Nowhere to go but up…and then down…and then back up again

When we moved to our current neighborhood I was so excited to run in a new place. It is beautiful, close to the ocean, has a lot of trails and is amazingly quiet. The only thing I didn’t notice is that the place has a LOT of hills. Big ones. Yes, I drove up and down them to get to our house. I guess I never put it together that it meant I would have to run them. Denial maybe?

A few days after our move I went on my first run. And it was hard. And I felt…defeated.

I had to stop more than once. I was pounding water. I was sucking wind. Even felt a little pukey. Ok, a lot. It was if I had never run a mile in my entire life.

I went from runs that looked like this:


To runs that looked like this:


It felt like I was starting all over again. I guess in a way I was. I had to learn to run in a whole new way. I had to do work.

I read articles about shortening my stride, slowing my pace, easing into the hill and then owning it. Most days it felt really sucky. Some days I talked myself out of it all together and headed to flat land. Then there were days that I wo-maned up and felt like a champ. I am pretty sure I looked like I was dying  most of the time but I kept at it.

Weeks went by and those hills that used to own me slowly became my friends. While the runs didn’t get easier,  I no longer had to take midhill breaks (VICTORY!). I could feel myself getting stronger. My pace slowly started to get better and instead of dreading my long runs I embraced the beauty surrounding me.  The sun coming up in the morning is breathtaking when I am able open my eyes and look at it 🙂


Months went by and I saw my race times improve. I had a short distance race on a flat course and felt like I was soaring. It was the hills. They made me a faster, stronger runner.

Love them or hate them they are good for us. Unless you have an injury where in hill training is a “no no” get out there and take on your nemesis. And at that moment when you crest your first mountain put both hands in the air, sing “We are the champions” and feel your strong. You can thank me (or punch me in the face) later.

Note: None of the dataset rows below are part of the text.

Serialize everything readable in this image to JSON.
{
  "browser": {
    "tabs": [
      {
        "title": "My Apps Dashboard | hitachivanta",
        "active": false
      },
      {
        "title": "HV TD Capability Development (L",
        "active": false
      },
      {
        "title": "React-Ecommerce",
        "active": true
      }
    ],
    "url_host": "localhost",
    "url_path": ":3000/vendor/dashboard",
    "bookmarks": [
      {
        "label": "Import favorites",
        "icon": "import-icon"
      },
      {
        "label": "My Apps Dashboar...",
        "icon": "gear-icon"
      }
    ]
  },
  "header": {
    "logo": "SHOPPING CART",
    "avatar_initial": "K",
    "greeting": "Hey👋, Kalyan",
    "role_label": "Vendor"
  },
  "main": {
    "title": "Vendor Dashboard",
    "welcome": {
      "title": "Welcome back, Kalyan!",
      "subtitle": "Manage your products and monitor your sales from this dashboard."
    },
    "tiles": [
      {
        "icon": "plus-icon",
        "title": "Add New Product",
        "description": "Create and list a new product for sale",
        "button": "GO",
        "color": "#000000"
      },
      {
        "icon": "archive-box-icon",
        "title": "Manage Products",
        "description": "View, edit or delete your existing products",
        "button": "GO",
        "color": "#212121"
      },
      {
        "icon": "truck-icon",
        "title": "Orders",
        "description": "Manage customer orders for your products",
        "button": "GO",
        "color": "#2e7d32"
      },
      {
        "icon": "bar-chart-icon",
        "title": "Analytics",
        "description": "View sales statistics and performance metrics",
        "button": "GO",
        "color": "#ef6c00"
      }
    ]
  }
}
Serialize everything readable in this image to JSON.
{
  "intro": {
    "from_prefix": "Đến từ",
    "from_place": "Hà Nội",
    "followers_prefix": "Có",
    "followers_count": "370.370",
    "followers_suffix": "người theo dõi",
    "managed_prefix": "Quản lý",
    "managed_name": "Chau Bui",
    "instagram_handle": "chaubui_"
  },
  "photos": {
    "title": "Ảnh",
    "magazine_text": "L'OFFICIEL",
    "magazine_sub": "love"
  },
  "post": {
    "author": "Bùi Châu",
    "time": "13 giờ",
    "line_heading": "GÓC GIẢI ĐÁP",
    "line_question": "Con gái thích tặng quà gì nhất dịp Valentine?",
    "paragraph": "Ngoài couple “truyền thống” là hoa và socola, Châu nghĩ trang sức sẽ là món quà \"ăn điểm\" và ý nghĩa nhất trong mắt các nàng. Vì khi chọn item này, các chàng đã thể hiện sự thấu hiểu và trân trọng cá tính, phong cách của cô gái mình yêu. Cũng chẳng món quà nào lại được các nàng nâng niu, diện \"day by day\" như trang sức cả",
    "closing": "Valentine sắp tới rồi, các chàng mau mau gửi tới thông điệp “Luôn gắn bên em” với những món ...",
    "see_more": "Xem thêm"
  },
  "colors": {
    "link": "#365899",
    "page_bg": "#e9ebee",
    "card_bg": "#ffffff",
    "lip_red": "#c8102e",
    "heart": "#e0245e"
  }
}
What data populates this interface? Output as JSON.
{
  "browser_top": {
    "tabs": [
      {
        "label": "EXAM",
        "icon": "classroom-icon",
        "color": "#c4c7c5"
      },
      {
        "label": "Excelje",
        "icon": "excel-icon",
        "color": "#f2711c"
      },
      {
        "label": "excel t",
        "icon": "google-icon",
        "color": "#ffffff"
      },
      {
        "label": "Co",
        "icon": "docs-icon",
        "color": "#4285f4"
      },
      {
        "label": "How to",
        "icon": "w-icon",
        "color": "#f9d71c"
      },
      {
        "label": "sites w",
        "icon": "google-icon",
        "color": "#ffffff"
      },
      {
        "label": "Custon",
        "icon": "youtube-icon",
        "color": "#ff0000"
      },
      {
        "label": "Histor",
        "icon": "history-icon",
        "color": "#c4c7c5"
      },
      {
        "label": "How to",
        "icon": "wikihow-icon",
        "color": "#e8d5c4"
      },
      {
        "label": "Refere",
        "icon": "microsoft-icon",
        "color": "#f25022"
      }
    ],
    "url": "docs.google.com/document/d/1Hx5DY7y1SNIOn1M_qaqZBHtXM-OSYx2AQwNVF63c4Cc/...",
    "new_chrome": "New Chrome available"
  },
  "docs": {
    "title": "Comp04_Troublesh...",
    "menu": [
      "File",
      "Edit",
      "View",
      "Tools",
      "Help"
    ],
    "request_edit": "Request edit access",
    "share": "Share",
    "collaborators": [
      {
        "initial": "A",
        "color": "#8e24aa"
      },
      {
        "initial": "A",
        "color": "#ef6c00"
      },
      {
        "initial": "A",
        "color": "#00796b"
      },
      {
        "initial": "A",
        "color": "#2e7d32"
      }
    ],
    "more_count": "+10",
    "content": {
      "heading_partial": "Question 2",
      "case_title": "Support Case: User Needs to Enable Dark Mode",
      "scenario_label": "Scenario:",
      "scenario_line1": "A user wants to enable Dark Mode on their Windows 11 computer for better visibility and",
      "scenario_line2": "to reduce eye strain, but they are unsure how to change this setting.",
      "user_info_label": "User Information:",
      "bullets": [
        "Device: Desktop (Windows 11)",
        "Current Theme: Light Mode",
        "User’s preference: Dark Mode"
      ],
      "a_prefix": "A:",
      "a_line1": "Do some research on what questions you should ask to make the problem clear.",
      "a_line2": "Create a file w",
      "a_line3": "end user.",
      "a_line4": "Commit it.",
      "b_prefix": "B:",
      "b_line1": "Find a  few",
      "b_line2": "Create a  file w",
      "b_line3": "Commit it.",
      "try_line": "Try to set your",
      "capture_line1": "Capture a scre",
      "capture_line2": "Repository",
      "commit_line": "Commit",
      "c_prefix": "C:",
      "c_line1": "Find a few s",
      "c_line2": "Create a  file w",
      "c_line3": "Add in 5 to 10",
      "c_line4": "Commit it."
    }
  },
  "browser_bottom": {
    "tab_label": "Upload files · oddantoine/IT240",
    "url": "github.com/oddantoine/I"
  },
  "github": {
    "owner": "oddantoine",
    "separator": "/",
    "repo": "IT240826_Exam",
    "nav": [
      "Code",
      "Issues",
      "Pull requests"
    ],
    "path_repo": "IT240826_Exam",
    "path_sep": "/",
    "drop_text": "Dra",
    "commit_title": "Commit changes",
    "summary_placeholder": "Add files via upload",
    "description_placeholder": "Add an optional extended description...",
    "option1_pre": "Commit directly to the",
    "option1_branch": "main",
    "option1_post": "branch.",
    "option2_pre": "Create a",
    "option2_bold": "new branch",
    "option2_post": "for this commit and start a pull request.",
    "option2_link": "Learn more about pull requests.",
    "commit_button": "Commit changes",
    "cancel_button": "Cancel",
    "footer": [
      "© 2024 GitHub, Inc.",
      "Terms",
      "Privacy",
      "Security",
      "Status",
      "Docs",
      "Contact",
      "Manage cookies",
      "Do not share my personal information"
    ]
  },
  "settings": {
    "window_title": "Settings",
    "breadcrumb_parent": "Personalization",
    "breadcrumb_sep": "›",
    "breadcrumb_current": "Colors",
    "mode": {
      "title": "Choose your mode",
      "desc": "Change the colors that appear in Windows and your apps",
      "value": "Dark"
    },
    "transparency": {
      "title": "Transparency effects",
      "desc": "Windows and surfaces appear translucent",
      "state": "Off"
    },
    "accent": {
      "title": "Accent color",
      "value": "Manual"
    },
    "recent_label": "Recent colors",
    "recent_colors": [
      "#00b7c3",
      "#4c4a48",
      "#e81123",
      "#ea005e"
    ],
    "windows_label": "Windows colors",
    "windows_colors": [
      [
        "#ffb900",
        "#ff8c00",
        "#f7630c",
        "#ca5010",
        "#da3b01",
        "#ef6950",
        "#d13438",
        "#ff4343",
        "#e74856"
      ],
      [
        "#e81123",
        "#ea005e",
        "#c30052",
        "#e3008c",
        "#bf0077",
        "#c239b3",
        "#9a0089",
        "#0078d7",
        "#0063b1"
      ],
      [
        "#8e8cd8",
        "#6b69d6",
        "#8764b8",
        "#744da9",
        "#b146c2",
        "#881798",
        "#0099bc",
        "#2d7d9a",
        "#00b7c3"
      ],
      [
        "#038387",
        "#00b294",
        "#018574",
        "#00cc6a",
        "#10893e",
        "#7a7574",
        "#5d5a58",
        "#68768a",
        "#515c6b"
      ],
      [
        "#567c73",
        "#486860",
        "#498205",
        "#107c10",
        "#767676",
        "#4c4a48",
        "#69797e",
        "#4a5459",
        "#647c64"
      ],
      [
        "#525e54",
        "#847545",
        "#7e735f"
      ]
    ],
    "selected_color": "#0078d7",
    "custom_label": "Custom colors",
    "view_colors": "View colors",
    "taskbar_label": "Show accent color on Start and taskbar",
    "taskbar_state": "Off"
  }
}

I have a SUPER SWEET giveaway coming tomorrow. Wheeee! I’m so excited I can barely stand it.

15 thoughts on “Nowhere to go but up…and then down…and then back up again

  1. There is certainly something to be said for all of life’s “uphills” that make us appreciate the “flats” and “downhills” even more. I know I do. 😉

  2. I am horrible at running hills. Thus, why I will be doing ALL my long runs from now until Boston on a very hilly course. I also like to throw in some “hill” work outs on the treadmill.

  3. I love hills! Ok, I used to hate them, but I love them now. I feel like the engage my legs in different ways and give some muscles a break when I’m going up and others a break when I go down. But whenever I visit my parents in So Cal, the hills surrounding their neighborhood drive me CRAZY! I can’t seem to get out of the neighborhood with at least a half mile uphill run. Hahaha.

    1. Ahhhh, so true. My first mile is a 3% grade uphill from my house. It makes me nuts! But I feel ya on using different muscles. When you get used to hills running on flat for long distances almost feels harder.

  4. Yes, I have a love-hate relationship with hills. It’s pretty cool that during trail races, I can make it up the hills and pass a bunch of people… but they always pass me again on the way down. I can’t go quickly down hills because I’m clumsy and really have to watch my footing!

  5. It’s so flat here in Chicagoland that I even forget to use the hills on my treadmill. Thanks for the reminder.

    It’s killer when I’ve gone to run other places, like St. Louis and all the ups and downs of the river valley.

    Congrats on becoming an even better runner.

  6. I totally agree. I have a love/hate relationship with hills. Lucky for me, I’m surrounded by hills. It’s pretty hard to find some flat land here in Utah. But it definitely does make you a stronger runner & it’ is exhilerating once you reach the top of the hill & you don’t have to stop mid hill to rest or catch your breath.

  7. I love and miss hills…and trails…and running! Your blog is keeping me focused while I recoup from…ahem…foot surgery. Ugh. Learning to enjoy swimming in the meantime, but heart yearns for the dirty, hilly trails and a good sweat!

  8. I had a similar hill b**ch-slap when I moved from LA South Bay to Lake Elsinore. LA basic is really flat. Lake Elsinore/Murrieta/Temecula, not so much. Then moving to Oceanside didn’t get any better. But it does make you stronger and I love that hills don’t really scare me any more (ok, maybe a little if it’s a really steep bugger).